O presidente Lula vetou a transferência de terras para empresas e pessoas que exploram indiretamente a área ou tenham imóvel rural em outra região do país. O respaldo ao veto veio dos movimentos sociais, sindical, de ambientalistas, especialistas e de autoridades públicas que têm por hábito ouvi-los. Lula atendeu apenas em parte os movimentos, que queriam também maior rigor em relação às fatias “desmatáveis” dessas propriedades. Assim, por limitação da força participativa da sociedade e pela distorção do poder “representativo” dos parlamentares, estes também acabaram parcialmente atendidos.

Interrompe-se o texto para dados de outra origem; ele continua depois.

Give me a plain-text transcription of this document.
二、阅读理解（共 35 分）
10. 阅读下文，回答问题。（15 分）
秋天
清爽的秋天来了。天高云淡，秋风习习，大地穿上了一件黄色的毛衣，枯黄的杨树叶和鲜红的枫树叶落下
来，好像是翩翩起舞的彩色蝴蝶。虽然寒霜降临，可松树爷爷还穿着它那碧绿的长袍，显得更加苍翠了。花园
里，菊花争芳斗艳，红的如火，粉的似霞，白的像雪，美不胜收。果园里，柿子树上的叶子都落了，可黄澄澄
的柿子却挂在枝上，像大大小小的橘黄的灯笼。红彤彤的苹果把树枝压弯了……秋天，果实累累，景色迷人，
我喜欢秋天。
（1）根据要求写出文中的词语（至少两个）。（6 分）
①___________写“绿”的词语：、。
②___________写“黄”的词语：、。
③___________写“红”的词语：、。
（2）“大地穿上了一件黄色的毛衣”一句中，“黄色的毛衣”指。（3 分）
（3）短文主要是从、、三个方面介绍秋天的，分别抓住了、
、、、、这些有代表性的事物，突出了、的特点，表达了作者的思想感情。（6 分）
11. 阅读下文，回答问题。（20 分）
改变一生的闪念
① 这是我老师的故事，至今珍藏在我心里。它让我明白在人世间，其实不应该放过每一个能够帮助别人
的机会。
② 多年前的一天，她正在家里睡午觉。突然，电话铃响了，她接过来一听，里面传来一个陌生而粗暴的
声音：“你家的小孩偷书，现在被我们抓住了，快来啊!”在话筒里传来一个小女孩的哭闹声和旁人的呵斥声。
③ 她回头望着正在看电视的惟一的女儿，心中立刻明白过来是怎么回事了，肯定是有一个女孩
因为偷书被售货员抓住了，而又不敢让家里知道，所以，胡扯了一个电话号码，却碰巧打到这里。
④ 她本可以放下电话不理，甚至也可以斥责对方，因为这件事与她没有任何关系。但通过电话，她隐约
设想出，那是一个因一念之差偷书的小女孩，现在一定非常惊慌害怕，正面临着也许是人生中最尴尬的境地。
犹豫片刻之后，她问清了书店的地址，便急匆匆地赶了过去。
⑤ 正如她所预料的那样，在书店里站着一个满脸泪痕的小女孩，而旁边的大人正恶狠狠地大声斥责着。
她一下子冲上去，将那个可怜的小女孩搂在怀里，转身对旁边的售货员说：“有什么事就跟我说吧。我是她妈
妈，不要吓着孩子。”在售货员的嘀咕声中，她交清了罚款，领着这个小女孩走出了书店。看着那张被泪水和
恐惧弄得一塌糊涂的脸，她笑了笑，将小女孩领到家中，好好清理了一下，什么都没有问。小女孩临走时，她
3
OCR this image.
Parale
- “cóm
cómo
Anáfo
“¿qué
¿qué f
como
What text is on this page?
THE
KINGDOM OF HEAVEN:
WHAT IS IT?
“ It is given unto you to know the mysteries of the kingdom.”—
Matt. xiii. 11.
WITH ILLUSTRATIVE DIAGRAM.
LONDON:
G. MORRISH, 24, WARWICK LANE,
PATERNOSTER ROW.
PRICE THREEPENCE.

E por que “representativo” entre aspas? Porque o poder econômico ainda fala alto nos processos eleitorais e a maioria parlamentar não reflete a composição da sociedade.

Isso evidencia a necessidade de fortalecer a democracia participativa, de ampliar o poder de influên­cia das maiorias nas decisões do Estado e avançar para uma reforma política que discuta desde financiamentos de campanhas a legitimidade de partidos; de quantidade de parlamentares por habitantes à sua funcionalidade; e até mesmo se o Poder Legislativo precisa de um Senado para cumprir o seu papel.